Next, we’re going to transpose the blocks. We’ll take the first byte of each block and create a separate block out of it.
Then we do the same for the 2nd byte, then the 3rd byte, until we’ve reached the 5th and last byte.
Finally, we’re going to brute force each transposed block as if it were single-character XOR. Let’s have a look at the code now for the GetXORKey() function.
We start off by setting some initial values that are later on needed in the code. We would like to know the amount of blocks that need to be created and the size of the last block, as it may not be equal to the key size.
var blocks = new List<byte[]>(); int amount_of_blocks = ct.Length / ks; int size_last_block = ct.Length % ks;
Next, we’ll loop through the amount of calculated blocks and add them to our blocks dictionary. Afterwards, we’ll add the last block to this dictionary as well if the remainder is not equal to zero.
// Loop through amount of calculated blocks
for (int i = 0; i < amount_of_blocks; i++)
{
blocks.Add(ct[(i * ks)..((i * ks) + ks)]);
}
// Last block can be smaller than keysize
if (size_last_block != 0)
{
blocks.Add(ct[(ct.Length - size_last_block)..ct.Length]);
}
We now have divided up our ciphertext into blocks of the length of our key size. Now we are going to transpose the blocks. We will first loop from 0 to key size (29 in this case), create a dedicated list t_block and then loop through each byte array in blocks. The index value from our outer loop will be used to get the correct byte from each block and place it in the t_block list. When we went through all the blocks, we add the t_block list to the transposed_blocks list, which contains all the transposed blocks.
The try / catch is there because the last byte array might not contain an equal buffer length.
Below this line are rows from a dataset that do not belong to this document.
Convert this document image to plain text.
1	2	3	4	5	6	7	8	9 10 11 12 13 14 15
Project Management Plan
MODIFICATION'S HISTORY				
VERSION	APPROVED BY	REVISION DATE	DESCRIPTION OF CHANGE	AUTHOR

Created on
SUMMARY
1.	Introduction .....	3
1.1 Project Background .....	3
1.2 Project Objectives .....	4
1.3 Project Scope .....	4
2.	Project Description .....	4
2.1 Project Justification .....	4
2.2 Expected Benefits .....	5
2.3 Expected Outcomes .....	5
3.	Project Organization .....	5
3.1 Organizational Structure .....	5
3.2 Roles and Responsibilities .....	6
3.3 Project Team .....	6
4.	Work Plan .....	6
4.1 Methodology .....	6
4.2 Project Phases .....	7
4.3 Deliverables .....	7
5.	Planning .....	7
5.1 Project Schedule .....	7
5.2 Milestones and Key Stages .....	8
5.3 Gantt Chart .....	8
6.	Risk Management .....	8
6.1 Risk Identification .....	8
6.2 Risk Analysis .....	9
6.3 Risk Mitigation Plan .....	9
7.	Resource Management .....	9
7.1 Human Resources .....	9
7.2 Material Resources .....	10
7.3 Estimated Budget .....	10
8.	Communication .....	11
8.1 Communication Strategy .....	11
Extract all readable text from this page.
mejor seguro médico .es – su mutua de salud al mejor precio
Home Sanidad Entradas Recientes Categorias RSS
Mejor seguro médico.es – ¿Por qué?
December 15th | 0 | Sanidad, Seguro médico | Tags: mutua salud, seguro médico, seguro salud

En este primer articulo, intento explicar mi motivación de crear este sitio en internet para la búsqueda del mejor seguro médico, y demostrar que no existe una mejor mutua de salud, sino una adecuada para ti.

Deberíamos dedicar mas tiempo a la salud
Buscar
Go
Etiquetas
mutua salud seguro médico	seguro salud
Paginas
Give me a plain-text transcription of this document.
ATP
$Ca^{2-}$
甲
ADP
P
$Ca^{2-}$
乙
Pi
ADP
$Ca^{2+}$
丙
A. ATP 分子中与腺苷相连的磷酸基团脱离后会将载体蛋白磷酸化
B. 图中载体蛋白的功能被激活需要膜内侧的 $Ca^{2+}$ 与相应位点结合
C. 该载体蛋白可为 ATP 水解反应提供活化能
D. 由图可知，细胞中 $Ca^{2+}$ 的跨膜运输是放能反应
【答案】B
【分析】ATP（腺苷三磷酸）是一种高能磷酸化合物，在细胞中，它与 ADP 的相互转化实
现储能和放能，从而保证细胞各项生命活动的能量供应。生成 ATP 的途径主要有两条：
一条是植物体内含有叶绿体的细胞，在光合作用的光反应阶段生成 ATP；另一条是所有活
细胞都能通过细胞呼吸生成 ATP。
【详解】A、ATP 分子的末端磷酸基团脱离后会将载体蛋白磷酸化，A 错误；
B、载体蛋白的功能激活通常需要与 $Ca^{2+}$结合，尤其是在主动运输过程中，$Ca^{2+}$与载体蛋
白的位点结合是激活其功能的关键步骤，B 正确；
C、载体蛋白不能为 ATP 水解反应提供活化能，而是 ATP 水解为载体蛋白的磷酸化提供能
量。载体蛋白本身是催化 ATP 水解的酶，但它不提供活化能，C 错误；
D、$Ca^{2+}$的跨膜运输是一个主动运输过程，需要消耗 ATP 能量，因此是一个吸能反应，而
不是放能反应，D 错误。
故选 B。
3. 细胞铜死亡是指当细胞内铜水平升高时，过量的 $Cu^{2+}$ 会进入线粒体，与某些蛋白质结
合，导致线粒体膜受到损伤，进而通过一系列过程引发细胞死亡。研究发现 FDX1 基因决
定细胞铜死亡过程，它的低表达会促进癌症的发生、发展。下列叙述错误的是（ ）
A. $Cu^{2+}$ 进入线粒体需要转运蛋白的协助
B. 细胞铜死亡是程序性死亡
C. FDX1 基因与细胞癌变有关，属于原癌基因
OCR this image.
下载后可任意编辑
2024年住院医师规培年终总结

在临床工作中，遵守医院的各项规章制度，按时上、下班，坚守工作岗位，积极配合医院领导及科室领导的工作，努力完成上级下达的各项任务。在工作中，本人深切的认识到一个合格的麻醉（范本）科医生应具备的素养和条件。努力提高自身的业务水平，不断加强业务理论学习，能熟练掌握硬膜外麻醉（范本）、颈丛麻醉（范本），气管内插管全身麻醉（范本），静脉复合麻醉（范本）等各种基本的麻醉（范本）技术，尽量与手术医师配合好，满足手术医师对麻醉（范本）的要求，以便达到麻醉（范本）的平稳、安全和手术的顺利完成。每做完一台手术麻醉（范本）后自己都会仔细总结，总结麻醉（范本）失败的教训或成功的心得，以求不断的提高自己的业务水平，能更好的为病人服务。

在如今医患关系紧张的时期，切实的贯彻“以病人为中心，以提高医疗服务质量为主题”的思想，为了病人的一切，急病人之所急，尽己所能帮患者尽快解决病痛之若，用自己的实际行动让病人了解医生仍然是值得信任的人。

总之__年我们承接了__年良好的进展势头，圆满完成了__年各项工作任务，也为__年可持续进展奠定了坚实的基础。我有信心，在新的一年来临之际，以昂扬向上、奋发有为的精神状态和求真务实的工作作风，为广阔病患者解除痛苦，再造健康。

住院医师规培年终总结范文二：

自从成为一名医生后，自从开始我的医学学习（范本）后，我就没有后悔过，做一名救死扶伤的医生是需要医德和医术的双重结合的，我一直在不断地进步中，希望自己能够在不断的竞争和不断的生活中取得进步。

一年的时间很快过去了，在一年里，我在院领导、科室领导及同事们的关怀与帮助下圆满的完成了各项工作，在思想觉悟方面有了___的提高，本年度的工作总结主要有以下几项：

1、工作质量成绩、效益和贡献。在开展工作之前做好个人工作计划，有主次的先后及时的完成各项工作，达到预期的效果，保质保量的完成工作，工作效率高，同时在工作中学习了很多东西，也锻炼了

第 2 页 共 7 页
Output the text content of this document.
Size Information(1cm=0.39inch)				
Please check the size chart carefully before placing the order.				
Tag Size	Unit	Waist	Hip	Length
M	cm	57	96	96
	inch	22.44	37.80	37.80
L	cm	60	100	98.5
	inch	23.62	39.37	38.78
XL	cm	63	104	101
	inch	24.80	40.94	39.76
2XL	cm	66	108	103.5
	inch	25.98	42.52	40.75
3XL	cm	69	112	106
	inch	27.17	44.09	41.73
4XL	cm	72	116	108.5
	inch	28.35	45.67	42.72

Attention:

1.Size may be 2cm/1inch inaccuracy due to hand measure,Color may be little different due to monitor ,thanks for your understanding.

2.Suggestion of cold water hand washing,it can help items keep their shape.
If we hit an IndexOutOfRangeException, we know that the last byte array does not contain a byte at the specified index, and we can simply continue with our loop by breaking the current loop.
// Transpose blocks
var transposed_blocks = new List<byte[]>();
for (int i = 0; i < ks; i++)
{
var t_block = new List<byte>();
foreach (byte[] block in blocks)
{
try
{
t_block.Add(block[i]);
}
// Again, last block may be smaller
catch (IndexOutOfRangeException)
{
break;
}
}
transposed_blocks.Add(t_block.ToArray());
}
When the transposed blocks are created, we simply brute-force each block as if it were single-char XOR. We already have the code to do this from previous exercises.
// brute-force each block with single-byte XOR
var key = new List<byte>();
foreach (byte[] block in transposed_blocks)
{
int counter = 0;
double best_score = 0.0;
int best_key = 0;
string best_pt = "";
for (int i = 0; i < 256; i++)
{
// Add integer as byte to new byte array
byte[] xor_key = new byte[] {(byte)i};
byte[] pt_ba = XOR(block, xor_key);
string plaintext = System.Text.Encoding.UTF8.GetString(pt_ba, 0, pt_ba.Length);
// Get score
double score = Scoring(plaintext);
if (score > best_score)
{
best_score = score;
best_key = i;
best_pt = plaintext;
}
}
key.Add((byte)best_key);
counter++;
}
Our XOR() function looks like this:
private byte[] XOR(byte[] ct, byte[] key)
{
byte[] result = new byte[ct.Length];
int key_index = 0;
for (int i = 0; i < ct.Length; i++)
{
// Shorthand if-statement to reset index of key byte array
key_index = key_index > key.Length - 1 ? key_index = 0 : key_index;
result[i] = (byte)(ct[i] ^ key[key_index]);
key_index++;
}
return result;
}
And, once again, our Scoring() function (which is exactly the same as the previous exercises).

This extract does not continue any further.